Summer is here, and no vacation is complete without plenty of books to read. Ebooks made packing easy: just bring my Nook. This year, though, I’ve gone even lighter, reading books on my phone through the Nook and Kindle apps. Which books, though?
For long car trips (I seem to do a lot of these) I love audio books, but must select them carefully. Thrillers make me drive too fast; long-winded sentences or complicated concepts make me tune out because I can’t follow them while driving. And the actor matters as well. If the delivery is too monotone, my eyelids get heavy. I thought I’d chosen a great book for my last trip: one of my favorite authors. However, this particular novel was more of a psychological study; it would have been excellent reading (and I may come back to it) but too slow for a car trip.
If I’m flying I want a book that is absorbing but not too thought-provoking, since its purpose is to distract me from my surroundings and make the time go by quickly. For a recent flight I picked up this novel by Kate Morton, an author new to me, though this is her fifth novel.
It was perfect! I fell into the story and barely came up for air during the long day’s travel.
Sadie Swallow, a disgraced detective keeping her head down at her grandfather’s cottage in Cornwall, goes running and stumbles on a beautiful abandoned house. Fascinated by the house, she becomes riveted by the 70-year-old mystery of the disappearance of the small much-loved boy whose loss so broke his family that they could not bear to return.
The story goes back and forth in time to fill in her past and that of the elderly crime novelist who is the last remaining member of the family who lived there. This kind of time-shifting rarely works, but here Morton handles it brilliantly. Each chapter is a single time period and labeled up front, so there’s no confusion. What really makes it flow are the transitions within the text, the scene at the end of one chapter flowing seamlessly into the first scene of the next chapter; even if there is a huge time gap, the story feels continuous.
The crime novelist, Alice Edevane, older sister of the lost toddler, is easily the most intriguing character in the book. While very successful as a writer, Alice loathes publicity and is impatient with people who don’t meet her standards. Those standards emerge through her interactions with Peter, the man she hires as a personal assistant, and later with Sadie: on time for appointments, clever (in the British sense of intelligent and practical), and a quality I used to call clear through: open and honest, without social artifice—someone you can trust.
I loved spending time with Alice.
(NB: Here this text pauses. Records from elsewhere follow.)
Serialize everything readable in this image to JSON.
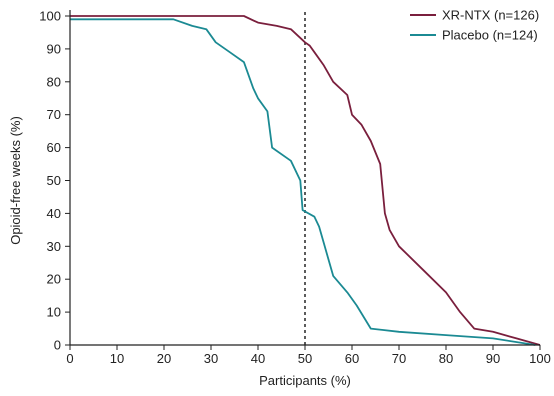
{
  "chart_data": {
    "type": "line",
    "title": "",
    "xlabel": "Participants (%)",
    "ylabel": "Opioid-free weeks (%)",
    "xlim": [
      0,
      100
    ],
    "ylim": [
      0,
      100
    ],
    "xticks": [
      0,
      10,
      20,
      30,
      40,
      50,
      60,
      70,
      80,
      90,
      100
    ],
    "yticks": [
      0,
      10,
      20,
      30,
      40,
      50,
      60,
      70,
      80,
      90,
      100
    ],
    "grid": false,
    "legend_position": "top-right",
    "reference_line": {
      "x": 50,
      "style": "dotted"
    },
    "series": [
      {
        "name": "XR-NTX (n=126)",
        "color": "#7a1f3d",
        "x": [
          0,
          37,
          40,
          44,
          47,
          50,
          51,
          52,
          54,
          56,
          59,
          60,
          62,
          64,
          66,
          67,
          68,
          70,
          75,
          80,
          83,
          86,
          90,
          95,
          100
        ],
        "y": [
          100,
          100,
          98,
          97,
          96,
          92,
          91,
          89,
          85,
          80,
          76,
          70,
          67,
          62,
          55,
          40,
          35,
          30,
          23,
          16,
          10,
          5,
          4,
          2,
          0
        ]
      },
      {
        "name": "Placebo (n=124)",
        "color": "#1b8a93",
        "x": [
          0,
          22,
          26,
          29,
          31,
          34,
          37,
          39,
          40,
          42,
          43,
          47,
          49,
          49.5,
          52,
          53,
          54,
          55,
          56,
          59,
          61,
          64,
          70,
          80,
          90,
          99
        ],
        "y": [
          99,
          99,
          97,
          96,
          92,
          89,
          86,
          78,
          75,
          71,
          60,
          56,
          50,
          41,
          39,
          36,
          31,
          26,
          21,
          16,
          12,
          5,
          4,
          3,
          2,
          0
        ]
      }
    ]
  }
}
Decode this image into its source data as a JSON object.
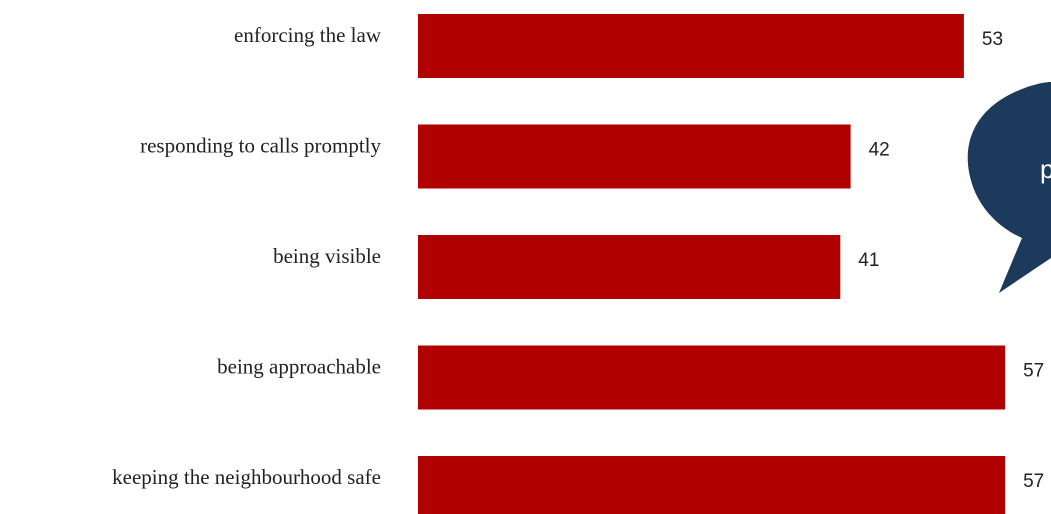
{
  "chart_data": {
    "type": "bar",
    "orientation": "horizontal",
    "categories": [
      "enforcing the law",
      "responding to calls promptly",
      "being visible",
      "being approachable",
      "keeping the neighbourhood safe"
    ],
    "values": [
      53,
      42,
      41,
      57,
      57
    ],
    "bar_color": "#b00000",
    "grid": false,
    "value_labels": [
      "53",
      "42",
      "41",
      "57",
      "57"
    ]
  },
  "callout": {
    "text": "p",
    "color": "#1b3a5c"
  }
}
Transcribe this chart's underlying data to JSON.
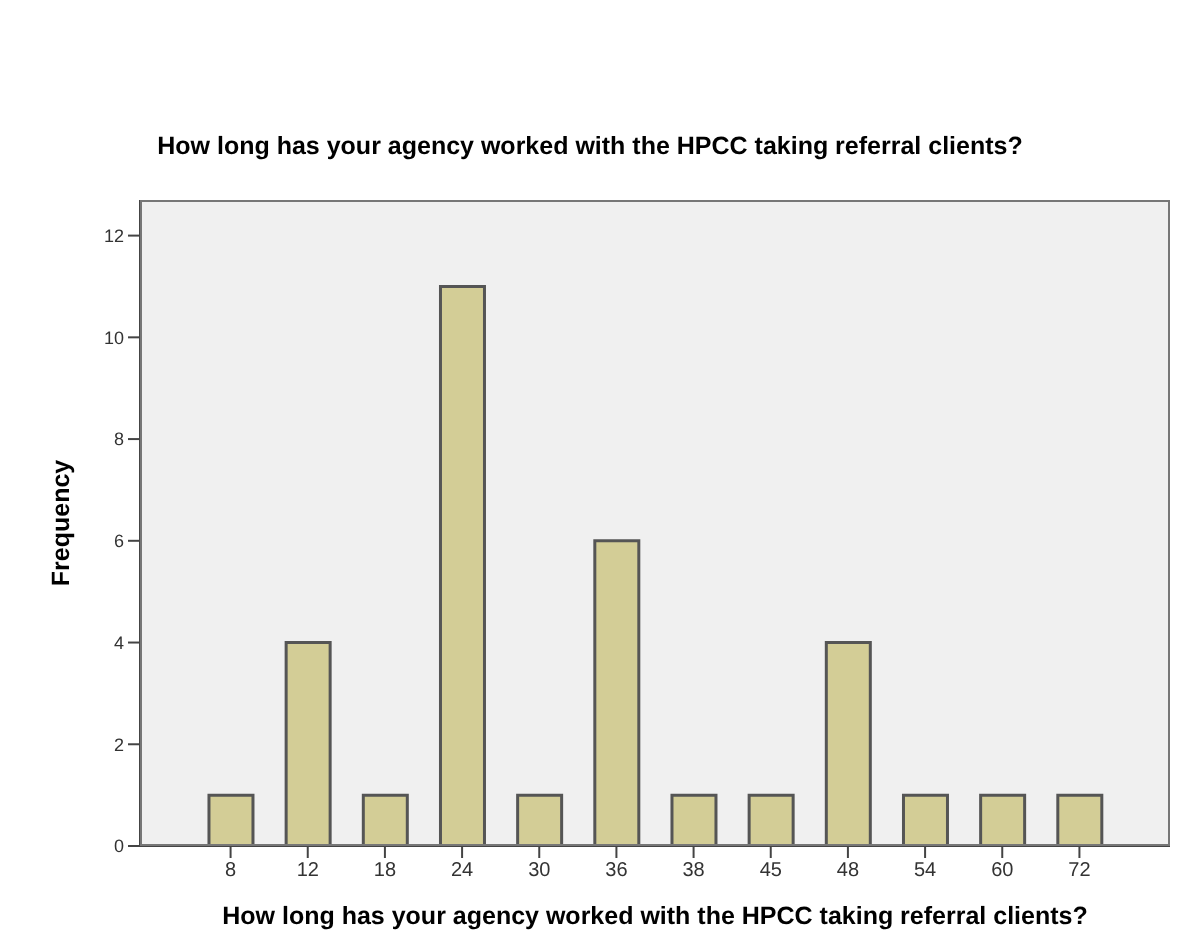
{
  "chart_data": {
    "type": "bar",
    "title": "How long has your agency worked with the HPCC taking referral clients?",
    "xlabel": "How long has your agency worked with the HPCC taking referral clients?",
    "ylabel": "Frequency",
    "categories": [
      "8",
      "12",
      "18",
      "24",
      "30",
      "36",
      "38",
      "45",
      "48",
      "54",
      "60",
      "72"
    ],
    "values": [
      1,
      4,
      1,
      11,
      1,
      6,
      1,
      1,
      4,
      1,
      1,
      1
    ],
    "color": "#d3cd96",
    "ylim": [
      0,
      12.7
    ],
    "yticks": [
      0,
      2,
      4,
      6,
      8,
      10,
      12
    ],
    "grid": false,
    "legend": false
  }
}
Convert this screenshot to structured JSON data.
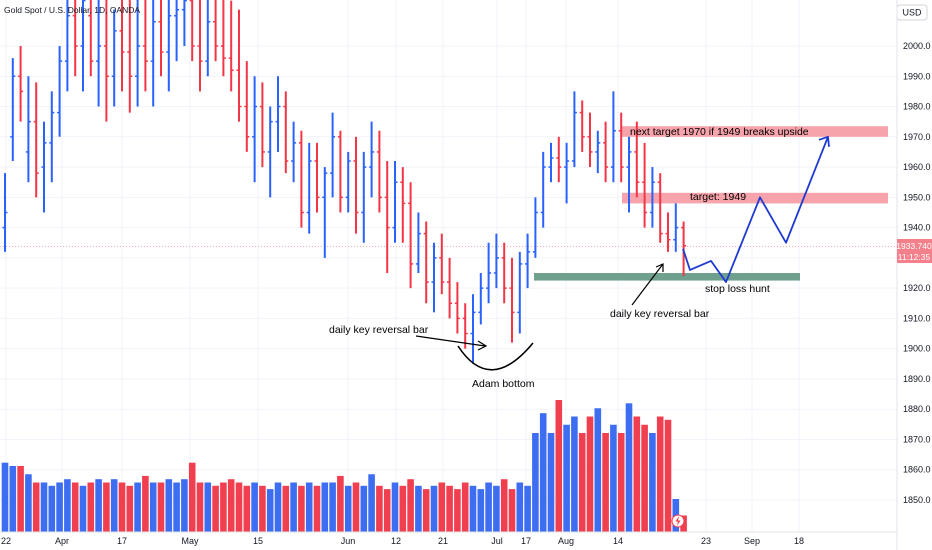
{
  "header": {
    "symbol_title": "Gold Spot / U.S. Dollar, 1D, OANDA",
    "currency_button": "USD"
  },
  "price_tag": {
    "price": "1933.740",
    "countdown": "11:12:35"
  },
  "colors": {
    "up": "#2962ff",
    "down": "#f23645",
    "volume_up": "#3d6df0",
    "volume_down": "#f04050",
    "zone_red": "#f7a3ab",
    "zone_green": "#6fa08e",
    "path": "#1e3ad0",
    "grid": "#f0f3fa"
  },
  "chart_data": {
    "type": "bar",
    "title": "Gold Spot / U.S. Dollar, 1D, OANDA",
    "currency": "USD",
    "last_price": 1933.74,
    "y_range": [
      1840,
      2017
    ],
    "y_ticks": [
      1850,
      1860,
      1870,
      1880,
      1890,
      1900,
      1910,
      1920,
      1930,
      1940,
      1950,
      1960,
      1970,
      1980,
      1990,
      2000
    ],
    "x_labels": [
      "22",
      "Apr",
      "17",
      "May",
      "15",
      "Jun",
      "12",
      "21",
      "Jul",
      "17",
      "Aug",
      "14",
      "23",
      "Sep",
      "18"
    ],
    "ohlc": [
      {
        "o": 1940,
        "h": 1958,
        "l": 1932,
        "c": 1945
      },
      {
        "o": 1970,
        "h": 1996,
        "l": 1962,
        "c": 1990
      },
      {
        "o": 1990,
        "h": 2000,
        "l": 1975,
        "c": 1985
      },
      {
        "o": 1965,
        "h": 1990,
        "l": 1955,
        "c": 1975
      },
      {
        "o": 1975,
        "h": 1988,
        "l": 1950,
        "c": 1958
      },
      {
        "o": 1960,
        "h": 1975,
        "l": 1945,
        "c": 1968
      },
      {
        "o": 1968,
        "h": 1985,
        "l": 1955,
        "c": 1978
      },
      {
        "o": 1978,
        "h": 2000,
        "l": 1970,
        "c": 1995
      },
      {
        "o": 1995,
        "h": 2017,
        "l": 1985,
        "c": 2010
      },
      {
        "o": 2010,
        "h": 2017,
        "l": 1990,
        "c": 2000
      },
      {
        "o": 2000,
        "h": 2017,
        "l": 1985,
        "c": 2015
      },
      {
        "o": 2010,
        "h": 2017,
        "l": 1990,
        "c": 1995
      },
      {
        "o": 1995,
        "h": 2017,
        "l": 1980,
        "c": 2000
      },
      {
        "o": 2000,
        "h": 2017,
        "l": 1975,
        "c": 1990
      },
      {
        "o": 1990,
        "h": 2012,
        "l": 1980,
        "c": 2005
      },
      {
        "o": 2005,
        "h": 2017,
        "l": 1985,
        "c": 1998
      },
      {
        "o": 1998,
        "h": 2017,
        "l": 1978,
        "c": 1990
      },
      {
        "o": 1990,
        "h": 2017,
        "l": 1980,
        "c": 2000
      },
      {
        "o": 2000,
        "h": 2017,
        "l": 1985,
        "c": 1995
      },
      {
        "o": 1995,
        "h": 2017,
        "l": 1980,
        "c": 2008
      },
      {
        "o": 2008,
        "h": 2017,
        "l": 1990,
        "c": 1998
      },
      {
        "o": 1998,
        "h": 2017,
        "l": 1985,
        "c": 2010
      },
      {
        "o": 2010,
        "h": 2017,
        "l": 1995,
        "c": 2012
      },
      {
        "o": 2012,
        "h": 2017,
        "l": 2000,
        "c": 2015
      },
      {
        "o": 2015,
        "h": 2017,
        "l": 1995,
        "c": 2000
      },
      {
        "o": 2000,
        "h": 2017,
        "l": 1985,
        "c": 1995
      },
      {
        "o": 1995,
        "h": 2017,
        "l": 1990,
        "c": 2008
      },
      {
        "o": 2008,
        "h": 2017,
        "l": 1995,
        "c": 2000
      },
      {
        "o": 2000,
        "h": 2017,
        "l": 1990,
        "c": 1996
      },
      {
        "o": 1996,
        "h": 2015,
        "l": 1985,
        "c": 1992
      },
      {
        "o": 1992,
        "h": 2012,
        "l": 1975,
        "c": 1980
      },
      {
        "o": 1980,
        "h": 1995,
        "l": 1965,
        "c": 1970
      },
      {
        "o": 1970,
        "h": 1990,
        "l": 1955,
        "c": 1980
      },
      {
        "o": 1980,
        "h": 1988,
        "l": 1960,
        "c": 1965
      },
      {
        "o": 1965,
        "h": 1980,
        "l": 1950,
        "c": 1975
      },
      {
        "o": 1975,
        "h": 1990,
        "l": 1965,
        "c": 1980
      },
      {
        "o": 1980,
        "h": 1985,
        "l": 1958,
        "c": 1962
      },
      {
        "o": 1962,
        "h": 1975,
        "l": 1955,
        "c": 1968
      },
      {
        "o": 1968,
        "h": 1972,
        "l": 1940,
        "c": 1945
      },
      {
        "o": 1945,
        "h": 1968,
        "l": 1938,
        "c": 1962
      },
      {
        "o": 1962,
        "h": 1968,
        "l": 1945,
        "c": 1950
      },
      {
        "o": 1950,
        "h": 1960,
        "l": 1930,
        "c": 1958
      },
      {
        "o": 1958,
        "h": 1978,
        "l": 1950,
        "c": 1970
      },
      {
        "o": 1970,
        "h": 1972,
        "l": 1945,
        "c": 1950
      },
      {
        "o": 1950,
        "h": 1965,
        "l": 1945,
        "c": 1962
      },
      {
        "o": 1962,
        "h": 1970,
        "l": 1938,
        "c": 1945
      },
      {
        "o": 1945,
        "h": 1965,
        "l": 1935,
        "c": 1960
      },
      {
        "o": 1960,
        "h": 1975,
        "l": 1950,
        "c": 1965
      },
      {
        "o": 1965,
        "h": 1972,
        "l": 1945,
        "c": 1950
      },
      {
        "o": 1950,
        "h": 1962,
        "l": 1925,
        "c": 1940
      },
      {
        "o": 1940,
        "h": 1962,
        "l": 1935,
        "c": 1955
      },
      {
        "o": 1955,
        "h": 1960,
        "l": 1935,
        "c": 1948
      },
      {
        "o": 1948,
        "h": 1955,
        "l": 1920,
        "c": 1928
      },
      {
        "o": 1928,
        "h": 1945,
        "l": 1925,
        "c": 1938
      },
      {
        "o": 1938,
        "h": 1942,
        "l": 1915,
        "c": 1922
      },
      {
        "o": 1922,
        "h": 1935,
        "l": 1912,
        "c": 1930
      },
      {
        "o": 1930,
        "h": 1938,
        "l": 1918,
        "c": 1922
      },
      {
        "o": 1922,
        "h": 1930,
        "l": 1910,
        "c": 1915
      },
      {
        "o": 1915,
        "h": 1922,
        "l": 1905,
        "c": 1910
      },
      {
        "o": 1910,
        "h": 1915,
        "l": 1900,
        "c": 1905
      },
      {
        "o": 1905,
        "h": 1918,
        "l": 1895,
        "c": 1912
      },
      {
        "o": 1912,
        "h": 1925,
        "l": 1908,
        "c": 1920
      },
      {
        "o": 1920,
        "h": 1935,
        "l": 1915,
        "c": 1925
      },
      {
        "o": 1925,
        "h": 1938,
        "l": 1920,
        "c": 1930
      },
      {
        "o": 1930,
        "h": 1935,
        "l": 1915,
        "c": 1920
      },
      {
        "o": 1920,
        "h": 1930,
        "l": 1902,
        "c": 1912
      },
      {
        "o": 1912,
        "h": 1932,
        "l": 1905,
        "c": 1928
      },
      {
        "o": 1928,
        "h": 1938,
        "l": 1920,
        "c": 1932
      },
      {
        "o": 1932,
        "h": 1950,
        "l": 1930,
        "c": 1945
      },
      {
        "o": 1945,
        "h": 1965,
        "l": 1940,
        "c": 1960
      },
      {
        "o": 1960,
        "h": 1968,
        "l": 1955,
        "c": 1963
      },
      {
        "o": 1963,
        "h": 1970,
        "l": 1955,
        "c": 1960
      },
      {
        "o": 1960,
        "h": 1968,
        "l": 1948,
        "c": 1962
      },
      {
        "o": 1962,
        "h": 1985,
        "l": 1960,
        "c": 1978
      },
      {
        "o": 1978,
        "h": 1982,
        "l": 1965,
        "c": 1970
      },
      {
        "o": 1970,
        "h": 1978,
        "l": 1960,
        "c": 1965
      },
      {
        "o": 1965,
        "h": 1972,
        "l": 1958,
        "c": 1968
      },
      {
        "o": 1968,
        "h": 1975,
        "l": 1955,
        "c": 1960
      },
      {
        "o": 1960,
        "h": 1985,
        "l": 1955,
        "c": 1972
      },
      {
        "o": 1972,
        "h": 1978,
        "l": 1955,
        "c": 1960
      },
      {
        "o": 1960,
        "h": 1970,
        "l": 1945,
        "c": 1965
      },
      {
        "o": 1965,
        "h": 1975,
        "l": 1950,
        "c": 1955
      },
      {
        "o": 1955,
        "h": 1968,
        "l": 1940,
        "c": 1945
      },
      {
        "o": 1945,
        "h": 1960,
        "l": 1940,
        "c": 1955
      },
      {
        "o": 1955,
        "h": 1958,
        "l": 1935,
        "c": 1938
      },
      {
        "o": 1938,
        "h": 1945,
        "l": 1932,
        "c": 1936
      },
      {
        "o": 1936,
        "h": 1948,
        "l": 1932,
        "c": 1940
      },
      {
        "o": 1940,
        "h": 1942,
        "l": 1924,
        "c": 1934
      }
    ],
    "volume": [
      42,
      40,
      40,
      35,
      30,
      30,
      28,
      30,
      32,
      30,
      28,
      30,
      32,
      30,
      32,
      30,
      28,
      30,
      34,
      30,
      30,
      32,
      30,
      32,
      42,
      30,
      30,
      28,
      30,
      32,
      30,
      28,
      30,
      28,
      26,
      30,
      28,
      30,
      28,
      30,
      28,
      30,
      30,
      34,
      28,
      30,
      28,
      35,
      28,
      26,
      30,
      28,
      32,
      28,
      26,
      28,
      30,
      28,
      26,
      30,
      28,
      26,
      30,
      28,
      32,
      26,
      30,
      28,
      60,
      72,
      60,
      80,
      65,
      70,
      60,
      70,
      75,
      60,
      65,
      60,
      78,
      70,
      65,
      60,
      70,
      68,
      20,
      10
    ],
    "zones": [
      {
        "label": "next target 1970 if 1949 breaks upside",
        "low": 1970,
        "high": 1973.5
      },
      {
        "label": "target: 1949",
        "low": 1948,
        "high": 1951.5
      }
    ],
    "stop_zone": {
      "label": "stop loss hunt",
      "low": 1922.5,
      "high": 1925
    },
    "annotations": [
      {
        "text": "daily key reversal bar"
      },
      {
        "text": "Adam bottom"
      },
      {
        "text": "daily key reversal bar"
      }
    ],
    "projected_path_prices": [
      1933,
      1926,
      1929,
      1922,
      1950,
      1935,
      1970
    ]
  }
}
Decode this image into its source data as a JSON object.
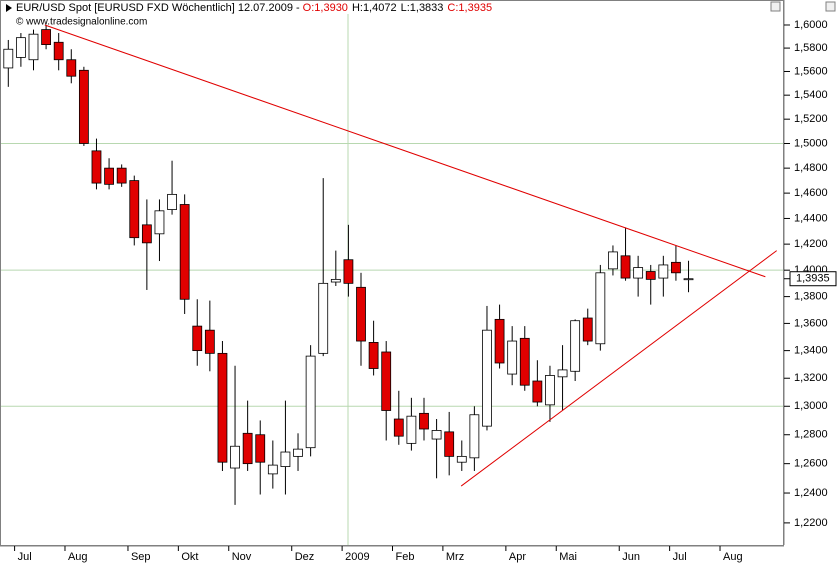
{
  "chart_data": {
    "type": "candlestick",
    "title": "EUR/USD Spot [EURUSD FXD  Wöchentlich] 12.07.2009 -",
    "ohlc_labels": [
      {
        "text": "O:1,3930",
        "color": "#e00000"
      },
      {
        "text": "H:1,4072",
        "color": "#000000"
      },
      {
        "text": "L:1,3833",
        "color": "#000000"
      },
      {
        "text": "C:1,3935",
        "color": "#e00000"
      }
    ],
    "subtitle": "© www.tradesignalonline.com",
    "categories": [
      null,
      "Jul",
      null,
      null,
      null,
      "Aug",
      null,
      null,
      null,
      null,
      "Sep",
      null,
      null,
      null,
      "Okt",
      null,
      null,
      null,
      "Nov",
      null,
      null,
      null,
      null,
      "Dez",
      null,
      null,
      null,
      "2009",
      null,
      null,
      null,
      "Feb",
      null,
      null,
      null,
      "Mrz",
      null,
      null,
      null,
      null,
      "Apr",
      null,
      null,
      null,
      "Mai",
      null,
      null,
      null,
      null,
      "Jun",
      null,
      null,
      null,
      "Jul",
      null,
      null,
      null,
      "Aug",
      null,
      null,
      null,
      null
    ],
    "open": [
      1.563,
      1.572,
      1.57,
      1.596,
      1.585,
      1.57,
      1.561,
      1.494,
      1.48,
      1.48,
      1.47,
      1.435,
      1.428,
      1.447,
      1.451,
      1.358,
      1.355,
      1.338,
      1.257,
      1.281,
      1.28,
      1.253,
      1.258,
      1.265,
      1.271,
      1.338,
      1.391,
      1.408,
      1.387,
      1.346,
      1.339,
      1.291,
      1.274,
      1.295,
      1.277,
      1.282,
      1.261,
      1.264,
      1.286,
      1.363,
      1.323,
      1.349,
      1.318,
      1.301,
      1.321,
      1.325,
      1.364,
      1.345,
      1.401,
      1.411,
      1.394,
      1.399,
      1.394,
      1.406,
      1.393,
      null,
      null,
      null,
      null,
      null,
      null,
      null
    ],
    "high": [
      1.587,
      1.593,
      1.596,
      1.6,
      1.593,
      1.579,
      1.564,
      1.504,
      1.488,
      1.483,
      1.474,
      1.455,
      1.455,
      1.486,
      1.459,
      1.378,
      1.377,
      1.347,
      1.329,
      1.304,
      1.29,
      1.276,
      1.304,
      1.281,
      1.344,
      1.472,
      1.415,
      1.435,
      1.398,
      1.362,
      1.347,
      1.311,
      1.306,
      1.306,
      1.291,
      1.296,
      1.276,
      1.3,
      1.373,
      1.374,
      1.358,
      1.358,
      1.333,
      1.329,
      1.344,
      1.363,
      1.371,
      1.404,
      1.419,
      1.433,
      1.411,
      1.404,
      1.411,
      1.419,
      1.4072,
      null,
      null,
      null,
      null,
      null,
      null,
      null
    ],
    "low": [
      1.547,
      1.564,
      1.561,
      1.579,
      1.561,
      1.55,
      1.498,
      1.463,
      1.463,
      1.465,
      1.419,
      1.385,
      1.407,
      1.443,
      1.367,
      1.329,
      1.325,
      1.255,
      1.232,
      1.255,
      1.239,
      1.243,
      1.239,
      1.255,
      1.265,
      1.336,
      1.388,
      1.38,
      1.329,
      1.322,
      1.276,
      1.273,
      1.269,
      1.276,
      1.25,
      1.252,
      1.255,
      1.255,
      1.283,
      1.327,
      1.315,
      1.311,
      1.3,
      1.289,
      1.297,
      1.318,
      1.344,
      1.34,
      1.396,
      1.392,
      1.38,
      1.374,
      1.38,
      1.392,
      1.3833,
      null,
      null,
      null,
      null,
      null,
      null,
      null
    ],
    "close": [
      1.579,
      1.589,
      1.592,
      1.583,
      1.57,
      1.556,
      1.5,
      1.468,
      1.467,
      1.468,
      1.425,
      1.421,
      1.446,
      1.459,
      1.378,
      1.34,
      1.338,
      1.261,
      1.272,
      1.26,
      1.261,
      1.259,
      1.268,
      1.27,
      1.336,
      1.39,
      1.393,
      1.39,
      1.347,
      1.327,
      1.297,
      1.279,
      1.293,
      1.284,
      1.283,
      1.265,
      1.265,
      1.294,
      1.355,
      1.331,
      1.347,
      1.315,
      1.303,
      1.322,
      1.326,
      1.362,
      1.347,
      1.398,
      1.414,
      1.394,
      1.402,
      1.393,
      1.404,
      1.398,
      1.3935,
      null,
      null,
      null,
      null,
      null,
      null,
      null
    ],
    "up_color": "#ffffff",
    "down_color": "#e00000",
    "log_scale": true,
    "ylim": [
      1.2054,
      1.6096
    ],
    "yticks": [
      {
        "value": 1.22,
        "label": "1,2200"
      },
      {
        "value": 1.24,
        "label": "1,2400"
      },
      {
        "value": 1.26,
        "label": "1,2600"
      },
      {
        "value": 1.28,
        "label": "1,2800"
      },
      {
        "value": 1.3,
        "label": "1,3000"
      },
      {
        "value": 1.32,
        "label": "1,3200"
      },
      {
        "value": 1.34,
        "label": "1,3400"
      },
      {
        "value": 1.36,
        "label": "1,3600"
      },
      {
        "value": 1.38,
        "label": "1,3800"
      },
      {
        "value": 1.4,
        "label": "1,4000"
      },
      {
        "value": 1.42,
        "label": "1,4200"
      },
      {
        "value": 1.44,
        "label": "1,4400"
      },
      {
        "value": 1.46,
        "label": "1,4600"
      },
      {
        "value": 1.48,
        "label": "1,4800"
      },
      {
        "value": 1.5,
        "label": "1,5000"
      },
      {
        "value": 1.52,
        "label": "1,5200"
      },
      {
        "value": 1.54,
        "label": "1,5400"
      },
      {
        "value": 1.56,
        "label": "1,5600"
      },
      {
        "value": 1.58,
        "label": "1,5800"
      },
      {
        "value": 1.6,
        "label": "1,6000"
      }
    ],
    "grid_y": [
      1.3,
      1.4,
      1.5
    ],
    "grid_color": "#b8d8b0",
    "last_price": {
      "value": 1.3935,
      "label": "1,3935"
    },
    "trendlines": [
      {
        "x": [
          2.9,
          60.1
        ],
        "values": [
          1.6,
          1.395
        ],
        "color": "#e00000"
      },
      {
        "x": [
          35.95,
          61.0
        ],
        "values": [
          1.2447,
          1.415
        ],
        "color": "#e00000"
      }
    ]
  }
}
And also with Sadie. As a very junior female detective she’s smart but a little too willing to go her own way, ignoring orders from above, thus getting on the wrong side of her superiors. She has a bit of a troubled background, hence being brought up by her grandparents, and is too driven by work to care for a houseplant much less a relationship.
In addition to enjoying the characters, I too fell for the house and for the life the family led there before their tragedy. Set in Cornwall and the London I’d just left how could I resist? The atmosphere reminded me a little of the first part of Atonement. I loved Sadie’s grandfather and his life as a widower, making pies for the fête, walking his two dogs. He’s at peace with himself and able to advise Sadie without seeming too good to be true.
Some cross-genre novels shortchange one or another of their genres. For example, The Girl on the Train was a good thriller, but disappointing as a mystery. Here, Morton manages to present a satisfying mystery in a historical novel that also tackles important issues in women’s lives.
There were a couple of things I thought too improbable and if editing the book would have advised Morton to change. But overall a most satisfying read. I’ll certainly take along one of her other novels on my next flight.
Can you recommend a good audio book for a car trip or one for a flight?